With libraries closed, ‘mini library’ book exchange pods, and boxes in ‘free pantry’ projects are a lifeline for readers, boosting mental health

Library’s little brother

by Andy Bryenton

With municipal libraries closed due to Covid-19, many avid readers around the region will feel the loss of a source for new material to while away the hours. While the doors of the big library are closed, smaller community-driven options are there to pick up the torch.

Dargaville’s Lilliput library, in Portland Street near the park and Kindergarten entrance, is one such example. However, book exchanges are popping up all over in separate boxes in community pantries, as readers fill the gap left by necessary library closures. There’s an etiquette around dropping off and picking up books during these times, so the people who use them remain safe. 

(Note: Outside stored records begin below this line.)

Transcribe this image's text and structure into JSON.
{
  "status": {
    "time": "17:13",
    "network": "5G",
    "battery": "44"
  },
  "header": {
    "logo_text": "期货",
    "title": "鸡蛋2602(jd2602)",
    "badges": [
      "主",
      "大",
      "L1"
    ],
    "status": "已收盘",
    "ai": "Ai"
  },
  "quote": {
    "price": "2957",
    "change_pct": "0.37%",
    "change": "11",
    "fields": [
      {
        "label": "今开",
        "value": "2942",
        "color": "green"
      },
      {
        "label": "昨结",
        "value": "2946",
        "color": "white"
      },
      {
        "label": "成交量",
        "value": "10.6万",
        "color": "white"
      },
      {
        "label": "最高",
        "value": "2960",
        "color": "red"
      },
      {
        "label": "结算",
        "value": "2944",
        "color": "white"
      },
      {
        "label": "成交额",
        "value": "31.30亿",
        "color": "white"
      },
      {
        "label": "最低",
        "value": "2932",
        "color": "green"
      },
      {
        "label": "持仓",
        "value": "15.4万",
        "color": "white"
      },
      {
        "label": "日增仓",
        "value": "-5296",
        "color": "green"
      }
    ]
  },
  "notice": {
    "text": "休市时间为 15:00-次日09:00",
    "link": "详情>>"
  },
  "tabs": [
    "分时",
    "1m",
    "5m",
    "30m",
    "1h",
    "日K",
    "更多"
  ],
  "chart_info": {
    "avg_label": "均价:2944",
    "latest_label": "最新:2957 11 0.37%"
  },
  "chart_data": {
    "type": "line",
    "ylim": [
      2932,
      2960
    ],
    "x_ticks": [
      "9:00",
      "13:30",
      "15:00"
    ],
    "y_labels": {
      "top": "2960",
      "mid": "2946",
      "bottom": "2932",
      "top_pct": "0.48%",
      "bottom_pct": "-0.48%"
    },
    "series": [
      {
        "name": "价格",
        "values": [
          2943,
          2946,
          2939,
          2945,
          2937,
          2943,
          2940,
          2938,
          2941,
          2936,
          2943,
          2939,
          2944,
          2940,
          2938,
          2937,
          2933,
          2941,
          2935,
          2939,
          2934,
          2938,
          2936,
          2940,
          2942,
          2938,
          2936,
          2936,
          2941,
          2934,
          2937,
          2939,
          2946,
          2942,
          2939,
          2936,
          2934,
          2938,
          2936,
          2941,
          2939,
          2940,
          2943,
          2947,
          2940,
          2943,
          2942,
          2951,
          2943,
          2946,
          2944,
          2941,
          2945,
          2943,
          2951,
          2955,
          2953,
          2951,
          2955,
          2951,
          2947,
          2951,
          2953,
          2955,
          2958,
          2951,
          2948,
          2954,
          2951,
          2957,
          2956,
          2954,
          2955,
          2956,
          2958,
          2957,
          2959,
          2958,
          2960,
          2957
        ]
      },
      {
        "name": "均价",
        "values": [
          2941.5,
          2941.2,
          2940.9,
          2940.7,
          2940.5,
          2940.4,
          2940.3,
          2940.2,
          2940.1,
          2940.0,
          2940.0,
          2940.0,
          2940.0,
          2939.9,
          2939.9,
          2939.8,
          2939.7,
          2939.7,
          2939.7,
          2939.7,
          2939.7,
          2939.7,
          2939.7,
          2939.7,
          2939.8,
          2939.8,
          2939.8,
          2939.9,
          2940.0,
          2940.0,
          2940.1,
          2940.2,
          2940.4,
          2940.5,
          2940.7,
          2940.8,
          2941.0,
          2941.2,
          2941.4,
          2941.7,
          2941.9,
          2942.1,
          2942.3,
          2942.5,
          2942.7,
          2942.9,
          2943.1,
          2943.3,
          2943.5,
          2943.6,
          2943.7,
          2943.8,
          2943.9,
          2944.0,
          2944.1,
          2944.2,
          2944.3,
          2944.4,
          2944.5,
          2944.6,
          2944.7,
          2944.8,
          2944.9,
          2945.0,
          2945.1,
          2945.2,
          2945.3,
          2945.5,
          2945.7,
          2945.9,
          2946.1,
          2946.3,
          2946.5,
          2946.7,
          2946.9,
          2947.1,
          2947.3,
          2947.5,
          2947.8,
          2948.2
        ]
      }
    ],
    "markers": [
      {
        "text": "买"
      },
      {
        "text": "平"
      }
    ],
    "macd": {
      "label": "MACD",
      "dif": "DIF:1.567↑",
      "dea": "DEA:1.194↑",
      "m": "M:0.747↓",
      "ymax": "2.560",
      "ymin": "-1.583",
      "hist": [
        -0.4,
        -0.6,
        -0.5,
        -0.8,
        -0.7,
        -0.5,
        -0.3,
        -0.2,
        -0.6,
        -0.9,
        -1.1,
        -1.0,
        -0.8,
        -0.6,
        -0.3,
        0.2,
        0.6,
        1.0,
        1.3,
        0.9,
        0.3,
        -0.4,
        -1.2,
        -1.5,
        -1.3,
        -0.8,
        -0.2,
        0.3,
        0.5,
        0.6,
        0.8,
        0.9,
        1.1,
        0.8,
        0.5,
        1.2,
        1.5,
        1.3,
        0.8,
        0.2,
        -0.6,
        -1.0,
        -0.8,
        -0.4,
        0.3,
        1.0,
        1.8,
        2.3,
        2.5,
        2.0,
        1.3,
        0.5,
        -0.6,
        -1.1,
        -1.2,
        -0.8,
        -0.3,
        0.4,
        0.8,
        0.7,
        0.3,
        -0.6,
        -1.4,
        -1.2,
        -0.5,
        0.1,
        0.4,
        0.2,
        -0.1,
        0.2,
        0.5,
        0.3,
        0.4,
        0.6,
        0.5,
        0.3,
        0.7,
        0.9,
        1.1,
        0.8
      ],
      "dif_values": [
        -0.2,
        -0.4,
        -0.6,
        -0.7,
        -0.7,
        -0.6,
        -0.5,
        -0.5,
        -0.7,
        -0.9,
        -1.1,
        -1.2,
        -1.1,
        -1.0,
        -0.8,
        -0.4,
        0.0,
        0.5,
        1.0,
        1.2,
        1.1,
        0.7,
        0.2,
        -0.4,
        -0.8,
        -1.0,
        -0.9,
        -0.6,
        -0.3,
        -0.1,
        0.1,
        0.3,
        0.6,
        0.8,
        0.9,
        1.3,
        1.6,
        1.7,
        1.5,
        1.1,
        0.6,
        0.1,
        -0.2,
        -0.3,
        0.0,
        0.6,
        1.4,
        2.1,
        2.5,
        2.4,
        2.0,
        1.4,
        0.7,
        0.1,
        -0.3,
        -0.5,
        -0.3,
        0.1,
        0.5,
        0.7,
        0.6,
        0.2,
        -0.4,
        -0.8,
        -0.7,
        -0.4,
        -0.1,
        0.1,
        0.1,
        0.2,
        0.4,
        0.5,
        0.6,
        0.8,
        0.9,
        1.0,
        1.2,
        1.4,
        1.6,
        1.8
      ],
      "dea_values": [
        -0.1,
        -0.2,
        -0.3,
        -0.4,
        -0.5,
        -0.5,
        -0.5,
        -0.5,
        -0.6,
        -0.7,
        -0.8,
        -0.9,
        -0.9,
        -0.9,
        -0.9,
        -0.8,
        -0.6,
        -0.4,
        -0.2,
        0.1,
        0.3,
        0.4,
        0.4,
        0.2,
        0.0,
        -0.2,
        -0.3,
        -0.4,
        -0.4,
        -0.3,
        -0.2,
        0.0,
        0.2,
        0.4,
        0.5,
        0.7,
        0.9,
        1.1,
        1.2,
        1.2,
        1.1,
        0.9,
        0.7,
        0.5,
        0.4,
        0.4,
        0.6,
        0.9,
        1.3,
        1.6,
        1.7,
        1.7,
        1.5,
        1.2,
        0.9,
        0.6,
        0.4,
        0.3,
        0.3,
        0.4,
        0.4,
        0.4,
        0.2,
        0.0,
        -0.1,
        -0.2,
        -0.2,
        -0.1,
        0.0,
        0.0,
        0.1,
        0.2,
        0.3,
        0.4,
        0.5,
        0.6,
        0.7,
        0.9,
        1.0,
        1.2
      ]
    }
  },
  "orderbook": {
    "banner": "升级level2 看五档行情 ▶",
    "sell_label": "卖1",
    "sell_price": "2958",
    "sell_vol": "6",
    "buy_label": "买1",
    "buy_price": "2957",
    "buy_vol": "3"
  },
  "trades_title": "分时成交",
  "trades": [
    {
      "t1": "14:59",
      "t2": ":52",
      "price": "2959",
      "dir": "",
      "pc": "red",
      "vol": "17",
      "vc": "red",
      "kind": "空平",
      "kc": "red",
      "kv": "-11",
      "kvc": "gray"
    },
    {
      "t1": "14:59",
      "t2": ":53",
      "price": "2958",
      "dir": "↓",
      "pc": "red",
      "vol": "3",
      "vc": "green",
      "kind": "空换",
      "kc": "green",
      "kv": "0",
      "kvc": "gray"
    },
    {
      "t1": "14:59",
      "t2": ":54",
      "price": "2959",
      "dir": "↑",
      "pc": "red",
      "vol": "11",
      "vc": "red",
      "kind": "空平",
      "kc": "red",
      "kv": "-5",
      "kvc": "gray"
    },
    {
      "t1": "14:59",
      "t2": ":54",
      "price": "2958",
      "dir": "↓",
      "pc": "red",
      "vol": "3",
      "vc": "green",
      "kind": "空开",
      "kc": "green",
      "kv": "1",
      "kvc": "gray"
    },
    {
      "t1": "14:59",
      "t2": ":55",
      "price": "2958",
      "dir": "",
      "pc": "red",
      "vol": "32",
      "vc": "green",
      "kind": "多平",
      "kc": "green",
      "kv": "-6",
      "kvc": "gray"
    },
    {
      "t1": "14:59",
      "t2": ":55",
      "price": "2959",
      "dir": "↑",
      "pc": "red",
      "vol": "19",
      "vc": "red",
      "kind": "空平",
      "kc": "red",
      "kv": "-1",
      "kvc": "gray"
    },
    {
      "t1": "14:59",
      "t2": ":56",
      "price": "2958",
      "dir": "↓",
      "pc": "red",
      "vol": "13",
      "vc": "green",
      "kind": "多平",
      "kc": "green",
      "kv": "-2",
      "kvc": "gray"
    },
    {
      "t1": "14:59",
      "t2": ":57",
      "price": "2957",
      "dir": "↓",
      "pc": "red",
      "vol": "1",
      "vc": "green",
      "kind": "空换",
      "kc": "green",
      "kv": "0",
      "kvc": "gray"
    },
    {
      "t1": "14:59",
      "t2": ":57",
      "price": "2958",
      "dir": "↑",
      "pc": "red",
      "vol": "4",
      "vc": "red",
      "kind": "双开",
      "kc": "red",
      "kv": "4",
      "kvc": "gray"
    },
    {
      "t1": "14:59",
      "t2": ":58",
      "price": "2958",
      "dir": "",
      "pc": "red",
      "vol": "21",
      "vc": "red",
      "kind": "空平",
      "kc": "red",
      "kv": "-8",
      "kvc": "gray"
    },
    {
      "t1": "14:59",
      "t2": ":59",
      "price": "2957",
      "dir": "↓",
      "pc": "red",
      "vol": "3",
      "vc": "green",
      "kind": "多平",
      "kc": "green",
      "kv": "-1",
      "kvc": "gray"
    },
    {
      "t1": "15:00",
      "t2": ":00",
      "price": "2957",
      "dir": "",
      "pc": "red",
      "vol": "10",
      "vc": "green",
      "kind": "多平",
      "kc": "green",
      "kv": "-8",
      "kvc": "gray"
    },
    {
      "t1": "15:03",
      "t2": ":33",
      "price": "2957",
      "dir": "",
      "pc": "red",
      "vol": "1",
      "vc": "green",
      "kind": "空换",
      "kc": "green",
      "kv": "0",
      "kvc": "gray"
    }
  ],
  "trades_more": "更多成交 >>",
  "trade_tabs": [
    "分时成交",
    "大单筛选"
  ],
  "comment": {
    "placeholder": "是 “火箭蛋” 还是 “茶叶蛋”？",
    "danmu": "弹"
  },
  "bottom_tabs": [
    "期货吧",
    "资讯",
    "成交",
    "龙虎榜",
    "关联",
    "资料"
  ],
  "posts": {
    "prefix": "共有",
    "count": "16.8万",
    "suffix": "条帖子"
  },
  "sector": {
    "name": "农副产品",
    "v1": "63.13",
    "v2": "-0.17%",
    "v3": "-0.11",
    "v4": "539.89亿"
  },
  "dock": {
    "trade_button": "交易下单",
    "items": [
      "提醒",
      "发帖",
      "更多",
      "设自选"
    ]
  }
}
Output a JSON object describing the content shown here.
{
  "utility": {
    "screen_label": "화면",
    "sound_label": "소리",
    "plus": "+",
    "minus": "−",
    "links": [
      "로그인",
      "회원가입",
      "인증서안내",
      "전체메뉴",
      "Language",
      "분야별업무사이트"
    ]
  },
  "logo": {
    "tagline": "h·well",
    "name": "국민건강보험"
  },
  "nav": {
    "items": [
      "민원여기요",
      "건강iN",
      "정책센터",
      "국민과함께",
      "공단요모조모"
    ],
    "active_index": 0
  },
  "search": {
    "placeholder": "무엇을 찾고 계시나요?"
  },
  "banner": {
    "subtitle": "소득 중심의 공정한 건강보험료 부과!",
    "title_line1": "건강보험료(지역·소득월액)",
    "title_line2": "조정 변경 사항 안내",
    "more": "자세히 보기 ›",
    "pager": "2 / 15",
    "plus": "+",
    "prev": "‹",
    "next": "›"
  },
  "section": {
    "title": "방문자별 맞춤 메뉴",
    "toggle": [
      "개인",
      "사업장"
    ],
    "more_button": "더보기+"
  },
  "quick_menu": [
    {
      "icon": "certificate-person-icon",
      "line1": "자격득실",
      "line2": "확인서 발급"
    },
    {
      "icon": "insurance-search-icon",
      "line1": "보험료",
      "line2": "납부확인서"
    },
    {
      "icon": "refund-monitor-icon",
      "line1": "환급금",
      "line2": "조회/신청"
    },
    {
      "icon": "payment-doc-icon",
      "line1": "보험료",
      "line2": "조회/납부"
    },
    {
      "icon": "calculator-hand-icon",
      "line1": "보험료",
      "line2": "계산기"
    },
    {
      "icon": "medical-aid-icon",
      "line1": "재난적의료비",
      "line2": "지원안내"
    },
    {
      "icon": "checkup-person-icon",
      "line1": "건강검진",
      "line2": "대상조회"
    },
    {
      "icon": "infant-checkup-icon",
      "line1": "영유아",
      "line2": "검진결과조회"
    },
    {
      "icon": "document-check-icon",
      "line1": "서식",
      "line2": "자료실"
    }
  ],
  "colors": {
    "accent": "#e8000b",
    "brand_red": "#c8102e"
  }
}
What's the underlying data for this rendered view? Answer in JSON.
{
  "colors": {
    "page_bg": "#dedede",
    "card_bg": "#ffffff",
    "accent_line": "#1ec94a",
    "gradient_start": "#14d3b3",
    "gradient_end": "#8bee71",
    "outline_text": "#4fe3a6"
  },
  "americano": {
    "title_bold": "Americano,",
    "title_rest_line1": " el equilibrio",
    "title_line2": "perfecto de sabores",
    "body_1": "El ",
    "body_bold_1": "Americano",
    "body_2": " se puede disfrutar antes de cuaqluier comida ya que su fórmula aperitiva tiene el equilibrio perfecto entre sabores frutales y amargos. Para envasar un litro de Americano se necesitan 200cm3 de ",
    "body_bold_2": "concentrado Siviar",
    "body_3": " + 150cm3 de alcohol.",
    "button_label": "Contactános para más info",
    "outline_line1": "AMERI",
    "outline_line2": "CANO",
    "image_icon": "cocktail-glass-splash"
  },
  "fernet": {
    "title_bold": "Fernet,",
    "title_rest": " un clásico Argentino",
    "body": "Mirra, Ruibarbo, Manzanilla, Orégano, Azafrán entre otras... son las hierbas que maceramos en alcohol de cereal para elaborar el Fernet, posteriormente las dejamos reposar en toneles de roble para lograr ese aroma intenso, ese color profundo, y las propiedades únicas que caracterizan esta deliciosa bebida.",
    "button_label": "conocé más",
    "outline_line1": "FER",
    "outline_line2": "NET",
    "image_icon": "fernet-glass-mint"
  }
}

First, bring only books that you really think are a great read. Wipe down the covers gently with a sanitiser, and don’t forget to bring some with you to treat the books you pick up and the door handle of the cupboard, as necessary. If you get to a library box and notice that there are double ups with what you’ve brought, don’t leave them. Right now, it’s all about quality and variety. 

By supporting your local book exchange programme, you can share works of fiction and non-fiction to keep people’s mind busy and help with mental health during the lockdown. You could also include children’s books to help parents with homeschooling or finding new stories for bedtime. Alternatively, pop in a cookery book to help neighbours and friends keep their menus exciting in this age of no takeouts or restaurants. Some book swappers have even taken to popping a small, encouraging note inside their drop-offs to brighten the day of whoever picks up that volume next.